The other-me is something else now.
Something else.
A thing of cold silence, dead in the heart . . . not me. I’m still up here, looking down . . . watching this thing-that-isn’t-quite-me-anymore . . . watching as it drops the bloodied rock and picks up the hillbilly’s rifle, not even glancing at the monster slumped in the snow beside him, not caring if it’s dead or alive. The other-me just gets to its feet, holding the rifle at its waist, and turns to the sidekick/brother.
The flashlight on the rifle is still turned on, and as the other-me levels the rifle at the sidekick/brother, the white beam lights up his fear-stricken face. Without taking his wide-open eyes off the other-me, he takes a hesitant step back, half stumbling over something, and raises his hands in the air. He’s so frozen with fear that he doesn’t realize he’s still holding the dead deer, and it just hangs there from his raised hand, swinging lifelessly in the black-and-white air.

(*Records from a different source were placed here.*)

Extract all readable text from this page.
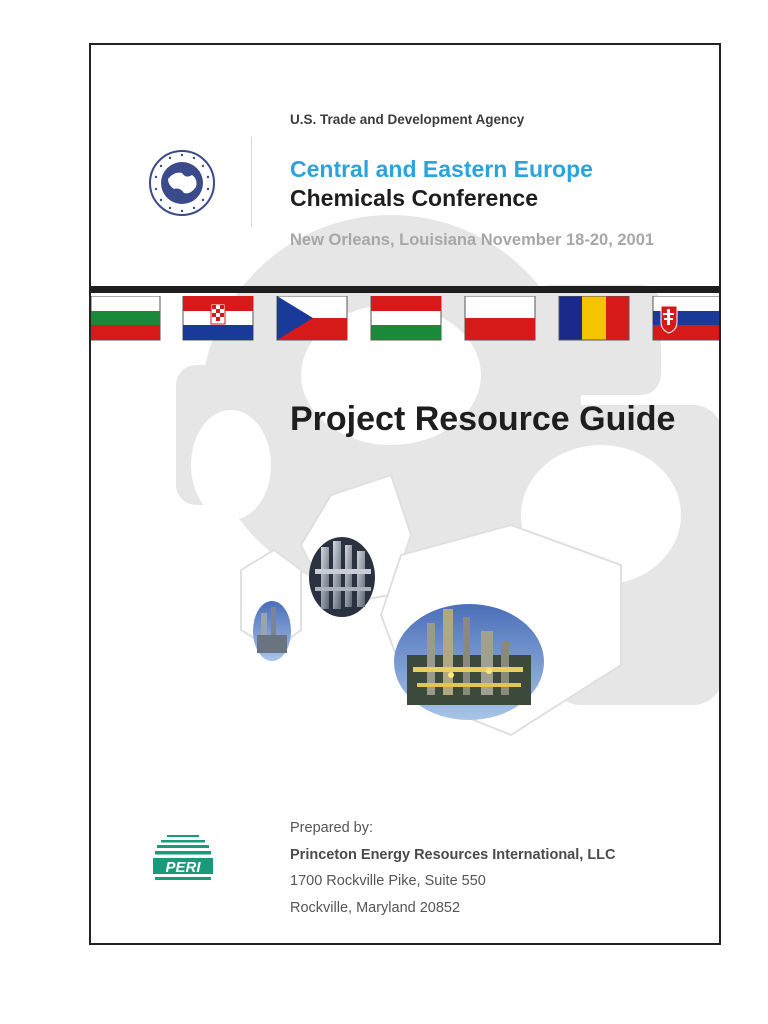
U.S. Trade and Development Agency
Central and Eastern Europe
Chemicals Conference
New Orleans, Louisiana November 18-20, 2001
Project Resource Guide
PERI
Prepared by:
Princeton Energy Resources International, LLC
1700 Rockville Pike, Suite 550
Rockville, Maryland 20852
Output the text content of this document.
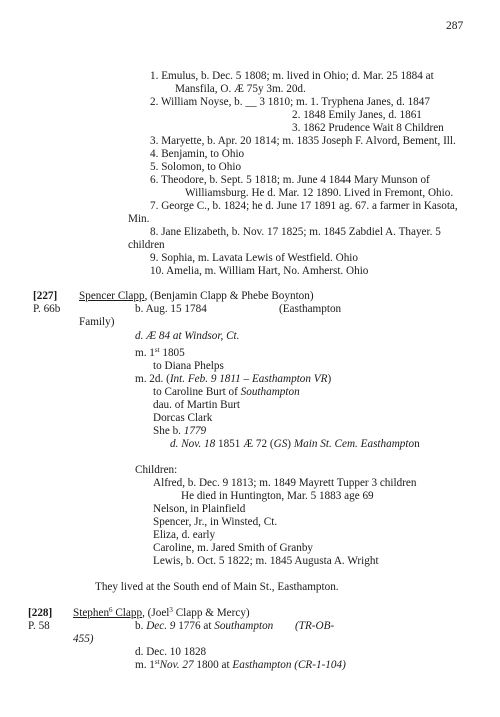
287
1. Emulus, b. Dec. 5 1808; m. lived in Ohio; d. Mar. 25 1884 at
Mansfila, O. Æ 75y 3m. 20d.
2. William Noyse, b. __ 3 1810; m. 1. Tryphena Janes, d. 1847
2. 1848 Emily Janes, d. 1861
3. 1862 Prudence Wait 8 Children
3. Maryette, b. Apr. 20 1814; m. 1835 Joseph F. Alvord, Bement, Ill.
4. Benjamin, to Ohio
5. Solomon, to Ohio
6. Theodore, b. Sept. 5 1818; m. June 4 1844 Mary Munson of
Williamsburg. He d. Mar. 12 1890. Lived in Fremont, Ohio.
7. George C., b. 1824; he d. June 17 1891 ag. 67. a farmer in Kasota,
Min.
8. Jane Elizabeth, b. Nov. 17 1825; m. 1845 Zabdiel A. Thayer. 5
children
9. Sophia, m. Lavata Lewis of Westfield. Ohio
10. Amelia, m. William Hart, No. Amherst. Ohio
[227]
P. 66b
Spencer Clapp, (Benjamin Clapp & Phebe Boynton)
b. Aug. 15 1784	(Easthampton
Family)
d. Æ 84 at Windsor, Ct.
m. 1st 1805
to Diana Phelps
m. 2d. (Int. Feb. 9 1811 – Easthampton VR)
to Caroline Burt of Southampton
dau. of Martin Burt
Dorcas Clark
She b. 1779
d. Nov. 18 1851 Æ 72 (GS) Main St. Cem. Easthampton
Children:
Alfred, b. Dec. 9 1813; m. 1849 Mayrett Tupper 3 children
He died in Huntington, Mar. 5 1883 age 69
Nelson, in Plainfield
Spencer, Jr., in Winsted, Ct.
Eliza, d. early
Caroline, m. Jared Smith of Granby
Lewis, b. Oct. 5 1822; m. 1845 Augusta A. Wright
They lived at the South end of Main St., Easthampton.
[228]
P. 58
Stephen$^6$ Clapp, (Joel$^3$ Clapp & Mercy)
b. Dec. 9 1776 at Southampton (TR-OB-
455)
d. Dec. 10 1828
m. 1stNov. 27 1800 at Easthampton (CR-1-104)
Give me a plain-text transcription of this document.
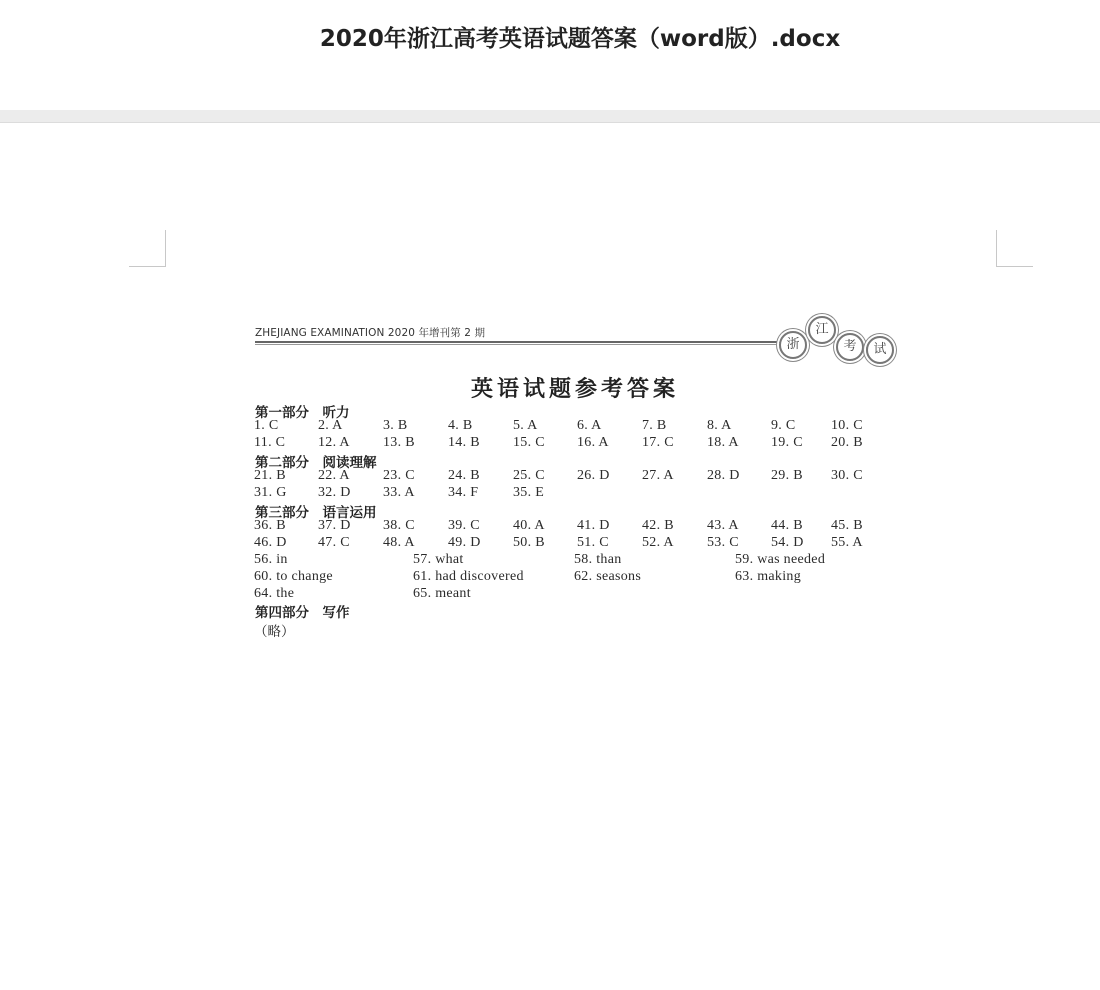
2020年浙江高考英语试题答案（word版）.docx
ZHEJIANG EXAMINATION 2020 年增刊第 2 期
浙
江
考	试
英语试题参考答案
第一部分　听力
1. C	2. A	3. B	4. B	5. A	6. A	7. B	8. A	9. C	10. C
11. C 12. A 13. B 14. B 15. C 16. A 17. C 18. A 19. C 20. B
第二部分　阅读理解
21. B 22. A 23. C 24. B 25. C 26. D 27. A 28. D 29. B 30. C
31. G 32. D 33. A 34. F 35. E
第三部分　语言运用
36. B 37. D 38. C 39. C 40. A 41. D 42. B 43. A 44. B 45. B
46. D 47. C 48. A 49. D 50. B 51. C 52. A 53. C 54. D 55. A
56. in	57. what	58. than	59. was needed
60. to change	61. had discovered	62. seasons	63. making
64. the	65. meant
第四部分　写作
（略）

The snow’s started falling again, fine and light in the dark.
“Lay it down,” the other-me says to the sidekick/brother.
“What?”
“The deer . . . lay it down on the ground, and do it carefully. If you drop it, I’ll shoot you.”
The sidekick/brother doesn’t understand — it’s dead . . . it’s nothing . . . what does it matter if I drop it or not? — but when a crazy kid with a loaded rifle tells you to do something, you don’t ask questions, do you? You just do what he says. So the sidekick/brother slowly stoops down, still holding the deer by its horns, and lays it carefully in the snow.
“Now turn around,” the other-me says when the sidekick/brother has straightened up again.
“What? Why . . . ? What are you going to —?”
“Do it.”
The other-me has raised the rifle to its shoulder and is aiming it directly at the sidekick/brother’s head. The sidekick/brother can see the cold-blooded truth in the other-me’s eyes — it will shoot him if he doesn’t turn around — and he knows he has no choice. His mouth is bone-dry now, his throat so tight he can barely breathe, and as he awkwardly shuffles around, he can feel the terrible thud of the bullet hitting him in the back . . . he can physically feel it . . . it’s there, right there, between his shoulder blades . . . and he can see himself collapsing to the ground . . . legs buckling . . . body crumpling . . . dropping dead into the snow . . . like a gutshot deer.
The other-me waits until the sidekick/brother is fully turned around, then it pauses for a moment, looking down at the hillbilly-monster’s boots. They’re large, at least a size nine or ten, which normally would be far too big for it, but its right foot is so swollen now that even a size ten would be too small for it.
The other-me takes a final look at the sidekick/brother. It sees him standing there, his raised hands trembling, his hunched shoulders rigid with tension — braced for the terrible thud of the bullet — and the other-me knows it doesn’t have to worry about him. He won’t try to follow us . . .
Us?
It?
Him?
Me?
I don’t know anymore.
I don’t know what’s happening to me.